Now, thanks to a $2.3 million grant from the European Research Council, a team of researchers will be scouring libraries and archives across Europe — looking for letters, poems, and other texts written by women in centuries past. 

Carme Font is the lead investigator and a lecturer in English literature at the Autonomous University of Barcelona. Font spoke with As It Happens guest host Helen Mann about the project.

Here is part of their conversation.

Ms. Font, what does it mean to you to have this funding that will allow you to search for this forgotten writing by women?

It's like a dream come true, really, because I have been researching on this text for a number of years, with colleagues around several countries. I have always found it was the right time to put together as many text as possible and study them collectively and see what they tell us as a group.

How much do you know about the women who were doing this writing?

We know a bit on some of them, but we know very little about most of these women. Most of these women we only know their names. We might know their religious affiliation or maybe some particular episode in their lives or who they were married to.

So then what do you glean from their writings in terms of their thoughts, their lifestyles, and who they might have been?

We know that a section of the women that we are studying belonged to what we can name the popular class or middle, lower class. These women were not enjoying full education. They had a very basic education and so they were concerned about issues such as death, love ... caring for the soul. But also they were able to ask bigger questions about the meaning for life, for example.

What compelled you to begin this work? What is it that you were looking for?

I was concerned with the idea that women's writing had always been put in a box, so to speak. In a box that I call "Early Modern Women's Writing." We had looked at these texts very generally, but not really in depth.

And so I was concerned and I was interested in reading those texts individually, paying attention to the style they were written in and being able to extract from them, what I call "intellectual value."

Because most of these texts had contributed ideas which [were] original and warrant some examination. Some of them have to be included in our own history of ideas. So instead of having a separate canon, a separate box for women's writing, we should be able to retrieve some of this writing by women and insert them into the general canon, written both by men and women.

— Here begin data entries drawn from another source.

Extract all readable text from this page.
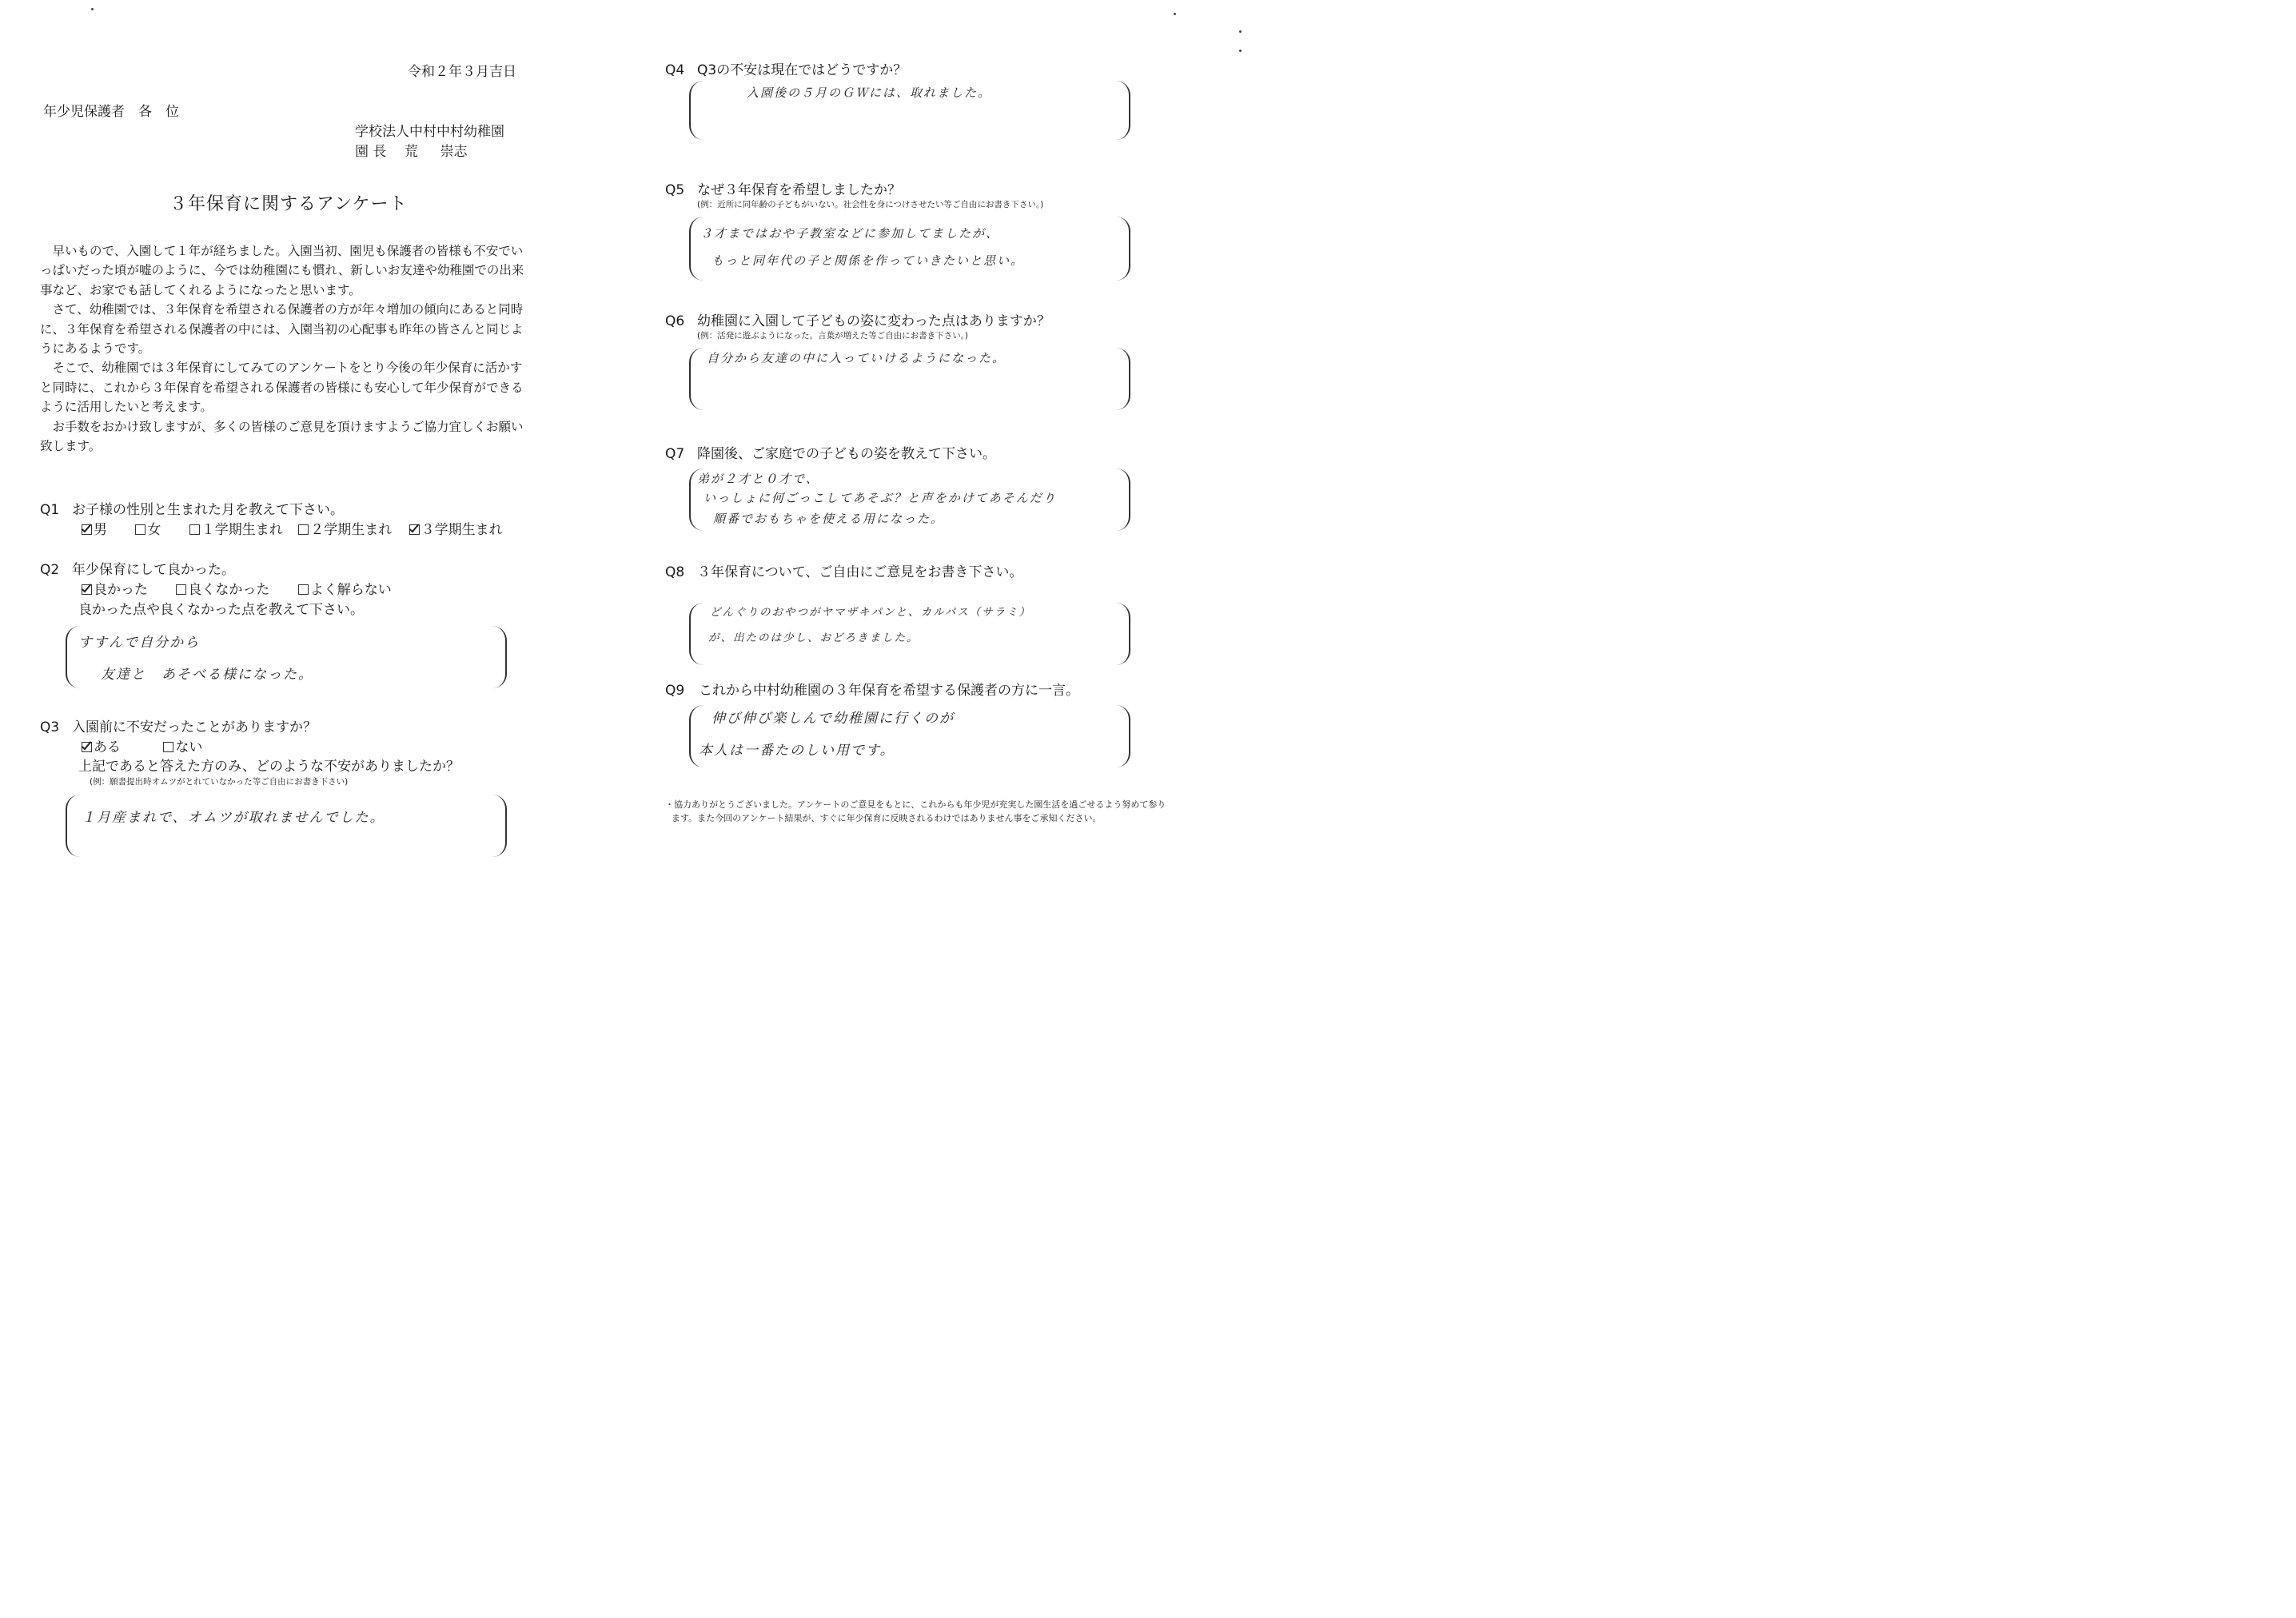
令和２年３月吉日
年少児保護者　各　位
学校法人中村中村幼稚園
園 長　 荒 　 崇志
３年保育に関するアンケート

早いもので、入園して１年が経ちました。入園当初、園児も保護者の皆様も不安でいっぱいだった頃が嘘のように、今では幼稚園にも慣れ、新しいお友達や幼稚園での出来事など、お家でも話してくれるようになったと思います。

さて、幼稚園では、３年保育を希望される保護者の方が年々増加の傾向にあると同時に、３年保育を希望される保護者の中には、入園当初の心配事も昨年の皆さんと同じようにあるようです。

そこで、幼稚園では３年保育にしてみてのアンケートをとり今後の年少保育に活かすと同時に、これから３年保育を希望される保護者の皆様にも安心して年少保育ができるように活用したいと考えます。

お手数をおかけ致しますが、多くの皆様のご意見を頂けますようご協力宜しくお願い致します。

Q1 お子様の性別と生まれた月を教えて下さい。
男	女	１学期生まれ ２学期生まれ ３学期生まれ
Q2 年少保育にして良かった。
良かった	良くなかった	よく解らない
良かった点や良くなかった点を教えて下さい。
すすんで自分から
友達と　あそべる様になった。
Q3 入園前に不安だったことがありますか？
ある	ない
上記であると答えた方のみ、どのような不安がありましたか？
(例：願書提出時オムツがとれていなかった等ご自由にお書き下さい)
１月産まれで、オムツが取れませんでした。
Q4 Q3の不安は現在ではどうですか？
入園後の５月のＧＷには、取れました。
Q5 なぜ３年保育を希望しましたか？
(例：近所に同年齢の子どもがいない。社会性を身につけさせたい等ご自由にお書き下さい。)
３才まではおや子教室などに参加してましたが、
もっと同年代の子と関係を作っていきたいと思い。
Q6 幼稚園に入園して子どもの姿に変わった点はありますか？
(例：活発に遊ぶようになった。言葉が増えた等ご自由にお書き下さい。)
自分から友達の中に入っていけるようになった。
Q7 降園後、ご家庭での子どもの姿を教えて下さい。
弟が２才と０才で、
いっしょに何ごっこしてあそぶ？と声をかけてあそんだり
順番でおもちゃを使える用になった。
Q8 ３年保育について、ご自由にご意見をお書き下さい。
どんぐりのおやつがヤマザキパンと、カルパス（サラミ）
が、出たのは少し、おどろきました。
Q9 これから中村幼稚園の３年保育を希望する保護者の方に一言。
伸び伸び楽しんで幼稚園に行くのが
本人は一番たのしい用です。
・協力ありがとうございました。アンケートのご意見をもとに、これからも年少児が充実した園生活を過ごせるよう努めて参り
ます。また今回のアンケート結果が、すぐに年少保育に反映されるわけではありません事をご承知ください。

We understand historically that women's writings and women's thoughts would have been considered subordinate. But more recently, why has this writing been overlooked? I would think other historians, other people interested in literature would be pursuing the kind of work you're doing.

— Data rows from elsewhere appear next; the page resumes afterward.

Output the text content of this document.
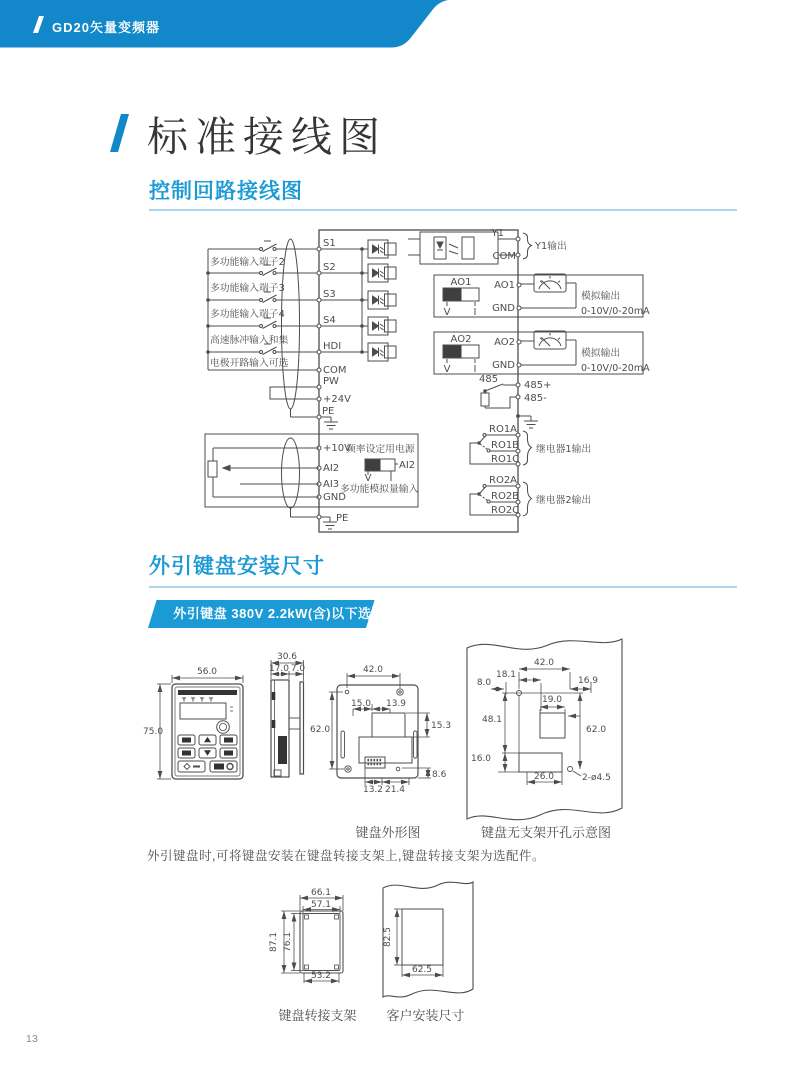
GD20矢量变频器
标准接线图
控制回路接线图
多功能输入端子2
多功能输入端子3
多功能输入端子4
高速脉冲输入和集
电极开路输入可选
S1
S2
S3
S4
HDI
COM
PW
+24V
PE
Y1
COM
Y1输出
AO1
V I
AO1
GND
模拟输出
0-10V/0-20mA
AO2
V I
AO2
GND
模拟输出
0-10V/0-20mA
485
485+
485-
RO1A
RO1B
RO1C
继电器1输出
RO2A
RO2B
RO2C
继电器2输出
+10V
频率设定用电源
AI2
AI3
GND
AI2
V I
多功能模拟量输入
PE
外引键盘安装尺寸
外引键盘 380V 2.2kW(含)以下选配结构图
56.0
75.0
30.6
17.0 7.0	42.0
62.0
15.0 13.9
15.3
8.6
13.2 21.4
42.0
18.1
8.0	16.9
19.0
48.1
62.0
16.0
26.0	2-ø4.5
键盘外形图	键盘无支架开孔示意图
外引键盘时,可将键盘安装在键盘转接支架上,键盘转接支架为选配件。
66.1
57.1
87.1 76.1
53.2
82.5
62.5
键盘转接支架	客户安装尺寸
13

I'm actually not the first person to look into these materials. In the last 20 years, there has been an interest in retrieving early modern women's writing. But the originality of this project lays not so much in the fact of retrieving lost materials, but in reading them in a new light.

Of the writings you have examined so far, are things that have stood out for you — things that are particularly memorable or surprising in some of the writing?

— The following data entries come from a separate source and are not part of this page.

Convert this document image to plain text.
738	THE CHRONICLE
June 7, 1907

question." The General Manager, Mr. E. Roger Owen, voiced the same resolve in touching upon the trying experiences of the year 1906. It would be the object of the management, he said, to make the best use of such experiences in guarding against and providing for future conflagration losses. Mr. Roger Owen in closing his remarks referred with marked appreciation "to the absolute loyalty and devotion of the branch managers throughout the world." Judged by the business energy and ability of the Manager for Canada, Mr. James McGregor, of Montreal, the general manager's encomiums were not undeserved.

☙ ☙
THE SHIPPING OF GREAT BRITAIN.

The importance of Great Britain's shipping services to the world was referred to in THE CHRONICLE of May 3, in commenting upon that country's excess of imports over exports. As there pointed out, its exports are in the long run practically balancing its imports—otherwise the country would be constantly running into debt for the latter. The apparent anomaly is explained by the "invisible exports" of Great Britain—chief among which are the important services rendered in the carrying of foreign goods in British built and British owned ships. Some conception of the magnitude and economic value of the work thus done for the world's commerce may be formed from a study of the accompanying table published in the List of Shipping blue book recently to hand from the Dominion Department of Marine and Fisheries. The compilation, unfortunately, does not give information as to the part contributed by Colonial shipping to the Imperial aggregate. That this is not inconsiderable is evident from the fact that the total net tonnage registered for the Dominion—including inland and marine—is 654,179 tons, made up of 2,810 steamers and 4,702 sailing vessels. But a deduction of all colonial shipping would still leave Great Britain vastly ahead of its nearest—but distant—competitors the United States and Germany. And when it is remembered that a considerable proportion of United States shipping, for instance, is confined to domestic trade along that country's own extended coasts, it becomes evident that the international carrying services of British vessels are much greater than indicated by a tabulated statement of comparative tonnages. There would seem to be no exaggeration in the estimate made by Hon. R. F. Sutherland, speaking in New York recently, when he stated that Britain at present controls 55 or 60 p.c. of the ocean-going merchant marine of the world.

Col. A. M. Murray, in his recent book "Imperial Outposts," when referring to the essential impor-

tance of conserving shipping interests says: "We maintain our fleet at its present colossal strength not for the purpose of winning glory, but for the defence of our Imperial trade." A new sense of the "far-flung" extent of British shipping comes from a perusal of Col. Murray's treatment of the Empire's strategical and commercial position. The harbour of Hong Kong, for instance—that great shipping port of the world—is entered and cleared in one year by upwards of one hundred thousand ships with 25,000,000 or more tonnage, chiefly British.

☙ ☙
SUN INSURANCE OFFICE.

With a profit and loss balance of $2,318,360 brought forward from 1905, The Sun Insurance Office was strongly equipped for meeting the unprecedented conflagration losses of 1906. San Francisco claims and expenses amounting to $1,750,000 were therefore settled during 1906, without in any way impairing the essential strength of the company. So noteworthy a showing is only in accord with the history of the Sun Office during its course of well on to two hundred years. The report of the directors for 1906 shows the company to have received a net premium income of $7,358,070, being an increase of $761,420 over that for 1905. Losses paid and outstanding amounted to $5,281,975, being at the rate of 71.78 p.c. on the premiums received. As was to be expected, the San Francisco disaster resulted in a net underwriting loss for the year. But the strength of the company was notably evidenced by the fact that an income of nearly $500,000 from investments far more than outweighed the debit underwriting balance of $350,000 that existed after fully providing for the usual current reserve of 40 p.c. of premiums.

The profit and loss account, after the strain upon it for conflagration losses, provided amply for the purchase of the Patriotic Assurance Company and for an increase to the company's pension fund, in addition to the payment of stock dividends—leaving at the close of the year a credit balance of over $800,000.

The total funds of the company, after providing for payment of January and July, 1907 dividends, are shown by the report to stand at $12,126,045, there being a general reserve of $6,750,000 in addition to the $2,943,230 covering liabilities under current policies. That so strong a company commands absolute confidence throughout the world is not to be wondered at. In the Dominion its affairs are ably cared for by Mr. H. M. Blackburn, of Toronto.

Some of these writings are keen on talking about abuse, for example, martial abuse. Some others demonstrate a very keen understanding and search for spiritual meaning in life, such as why we are here, and what is our relationship with divinity?

And so, what struck me as original, is many of these women were convinced that the connection between their life and a spiritual life was very much life for them, and so they had an understanding of spirituality which is very intimate.